Tuesday, March 15, 2011


Finding someone to write a guest post about Leon Russell, who is being inducted into the Rock and Roll Hall of Fame was pretty easy.  Chris is a familiar face at the coffee house that I sometimes go to, and recently when we were both there, the new Elton John/Leon Russell album, The Union, was playing. Chris mentioned being a HUGE Leon fan, and noted that he wasn't really into Elton. He strikes me as a nicer version of the "Barry" character who works in the record store in Nick Hornby's High Fidelity. He's not into bullshit, and wants to listen to the real deal when he listens to music.
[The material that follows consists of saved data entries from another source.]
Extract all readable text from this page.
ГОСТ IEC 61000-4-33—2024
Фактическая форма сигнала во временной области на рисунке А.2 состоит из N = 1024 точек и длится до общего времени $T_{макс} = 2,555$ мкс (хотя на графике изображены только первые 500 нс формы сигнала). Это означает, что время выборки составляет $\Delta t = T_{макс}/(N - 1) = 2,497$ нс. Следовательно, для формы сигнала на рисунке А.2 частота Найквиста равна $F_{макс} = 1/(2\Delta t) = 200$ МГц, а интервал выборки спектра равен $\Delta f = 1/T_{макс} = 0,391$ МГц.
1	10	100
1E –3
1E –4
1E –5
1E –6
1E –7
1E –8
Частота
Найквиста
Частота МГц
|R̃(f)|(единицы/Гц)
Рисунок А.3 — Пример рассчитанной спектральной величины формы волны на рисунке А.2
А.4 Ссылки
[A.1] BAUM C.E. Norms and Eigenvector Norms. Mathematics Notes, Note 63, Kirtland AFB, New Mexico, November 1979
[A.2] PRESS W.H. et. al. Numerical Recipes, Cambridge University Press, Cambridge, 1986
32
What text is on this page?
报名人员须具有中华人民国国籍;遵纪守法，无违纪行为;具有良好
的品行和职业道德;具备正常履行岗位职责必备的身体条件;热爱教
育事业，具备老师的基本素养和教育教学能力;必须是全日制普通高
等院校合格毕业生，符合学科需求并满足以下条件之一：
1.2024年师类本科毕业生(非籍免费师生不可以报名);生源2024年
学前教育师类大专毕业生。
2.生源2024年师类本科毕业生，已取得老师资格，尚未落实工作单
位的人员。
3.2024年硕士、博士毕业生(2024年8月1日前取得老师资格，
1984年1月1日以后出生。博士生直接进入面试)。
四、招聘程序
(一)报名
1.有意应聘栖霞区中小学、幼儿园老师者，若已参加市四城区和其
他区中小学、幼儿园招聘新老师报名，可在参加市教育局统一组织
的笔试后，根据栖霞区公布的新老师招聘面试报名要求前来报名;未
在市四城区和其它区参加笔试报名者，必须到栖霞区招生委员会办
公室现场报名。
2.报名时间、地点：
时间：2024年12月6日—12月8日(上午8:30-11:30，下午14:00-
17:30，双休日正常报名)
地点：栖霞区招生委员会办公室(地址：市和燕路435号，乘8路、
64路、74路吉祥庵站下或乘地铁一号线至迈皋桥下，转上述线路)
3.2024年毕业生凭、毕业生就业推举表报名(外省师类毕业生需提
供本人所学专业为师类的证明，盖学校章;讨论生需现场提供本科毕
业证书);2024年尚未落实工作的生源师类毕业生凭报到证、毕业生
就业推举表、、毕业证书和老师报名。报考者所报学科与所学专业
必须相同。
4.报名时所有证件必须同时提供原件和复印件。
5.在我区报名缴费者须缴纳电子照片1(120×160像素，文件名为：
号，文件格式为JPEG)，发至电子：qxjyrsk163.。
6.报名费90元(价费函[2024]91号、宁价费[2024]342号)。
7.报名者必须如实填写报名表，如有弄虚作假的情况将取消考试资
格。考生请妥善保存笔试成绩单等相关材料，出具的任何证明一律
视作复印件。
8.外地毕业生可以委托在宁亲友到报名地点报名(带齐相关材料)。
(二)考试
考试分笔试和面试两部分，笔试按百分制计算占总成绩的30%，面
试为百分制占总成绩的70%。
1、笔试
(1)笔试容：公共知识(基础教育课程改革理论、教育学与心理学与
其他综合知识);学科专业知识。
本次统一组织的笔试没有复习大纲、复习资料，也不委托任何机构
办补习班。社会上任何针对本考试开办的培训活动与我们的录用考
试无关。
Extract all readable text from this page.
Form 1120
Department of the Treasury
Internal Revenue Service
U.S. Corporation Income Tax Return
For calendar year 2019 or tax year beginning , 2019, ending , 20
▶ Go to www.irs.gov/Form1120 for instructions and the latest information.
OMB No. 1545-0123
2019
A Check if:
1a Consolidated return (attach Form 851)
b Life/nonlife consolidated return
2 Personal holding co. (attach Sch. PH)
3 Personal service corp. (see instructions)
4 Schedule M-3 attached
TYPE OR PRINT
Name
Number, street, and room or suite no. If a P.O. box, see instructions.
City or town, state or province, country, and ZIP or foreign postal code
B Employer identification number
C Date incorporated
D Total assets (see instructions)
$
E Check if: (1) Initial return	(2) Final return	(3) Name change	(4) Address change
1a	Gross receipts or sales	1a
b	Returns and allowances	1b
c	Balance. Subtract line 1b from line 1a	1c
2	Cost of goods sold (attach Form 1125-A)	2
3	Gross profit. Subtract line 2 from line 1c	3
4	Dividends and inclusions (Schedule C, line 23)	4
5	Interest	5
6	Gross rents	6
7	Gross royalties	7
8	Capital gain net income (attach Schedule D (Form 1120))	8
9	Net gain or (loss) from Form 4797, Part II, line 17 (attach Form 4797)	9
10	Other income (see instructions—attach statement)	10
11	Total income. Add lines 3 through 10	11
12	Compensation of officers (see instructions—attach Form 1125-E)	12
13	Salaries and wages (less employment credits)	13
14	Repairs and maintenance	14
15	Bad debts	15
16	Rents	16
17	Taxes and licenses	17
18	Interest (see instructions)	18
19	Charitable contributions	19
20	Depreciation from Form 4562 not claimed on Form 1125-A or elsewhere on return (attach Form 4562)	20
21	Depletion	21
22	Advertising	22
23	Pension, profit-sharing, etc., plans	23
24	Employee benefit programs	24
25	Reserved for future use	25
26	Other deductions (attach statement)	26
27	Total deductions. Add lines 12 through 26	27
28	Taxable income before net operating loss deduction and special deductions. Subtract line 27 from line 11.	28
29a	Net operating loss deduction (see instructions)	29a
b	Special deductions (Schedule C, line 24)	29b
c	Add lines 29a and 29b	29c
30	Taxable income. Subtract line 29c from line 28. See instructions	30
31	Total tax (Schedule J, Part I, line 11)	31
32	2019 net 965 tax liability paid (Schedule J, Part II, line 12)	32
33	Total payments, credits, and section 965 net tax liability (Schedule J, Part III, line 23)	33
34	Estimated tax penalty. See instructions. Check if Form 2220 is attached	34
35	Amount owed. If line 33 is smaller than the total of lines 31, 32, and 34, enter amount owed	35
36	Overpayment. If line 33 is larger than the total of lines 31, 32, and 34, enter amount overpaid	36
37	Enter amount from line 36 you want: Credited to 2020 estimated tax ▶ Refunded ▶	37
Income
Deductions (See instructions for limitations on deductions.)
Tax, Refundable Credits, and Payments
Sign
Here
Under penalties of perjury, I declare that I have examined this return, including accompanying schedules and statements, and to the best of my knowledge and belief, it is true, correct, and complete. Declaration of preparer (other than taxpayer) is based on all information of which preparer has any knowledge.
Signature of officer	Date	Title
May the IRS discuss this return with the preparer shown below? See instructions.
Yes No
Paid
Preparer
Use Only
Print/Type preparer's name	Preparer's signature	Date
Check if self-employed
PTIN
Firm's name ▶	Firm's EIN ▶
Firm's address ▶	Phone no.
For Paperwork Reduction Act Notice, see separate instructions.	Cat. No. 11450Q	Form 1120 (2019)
He doesn't need to be pandered or "marketed" to. No surprise that he's a fan of Leon's. Here's his guest post about the man.  Thanks, Chris.

"The first time I heard Leon Russell I was watching Saturday Night Live rerun that had been filmed years before I was even born ('editor's note' - most likely the May 15 1976 episode). He was the musical guest that night and while I can’t remember the song that was performed, I liked his look - big beard (that had not yet gone white) and a badass top hat, especially. He reminded me of Dr. John.

At some point I looked into his back catalog and picked up his self-titled debut with his whiskered, unsmiling face against an electric blue background. I fell into it immediately. He played the sort of R&B-studded Southern rock that I was very much into at the time, with a stronger sense of songcraft and less guitar noodling than a lot of the other bands. There are no sharp edges to his voice when he sings, only a round, slurred Oklahoma drawl that he played up very effectively over the bump and shuffle of his backing band. This was wonderful to a faux-jaded teenager like me. I even liked his re-imagined covers he put on the album. To this day, his gospel shakedown of John Lennon's 'Give Peace A Chance' remains one of my favorite covers.

Russell was inducted into the Rock & Roll Hall of Fame tonight, almost certainly due to the album released last year that he shared with another talented musician. He was a brilliant and sought-after session man before anyone had ever heard of him, and he deserves the acclaim he’s gotten lately. Give Leon Russell a listen and see for yourself."

Here's my beginner's guide to Leon: on April 5, EMI releases The Best Of Leon Russell, a single CD collection, featuring mostly '70s material, but it also has "If It Wasn't For Bad" from The Union. The Leon celebration doesn't end tonight.  Leon is being inducted into The Songwriter's Hall of Fame later this year.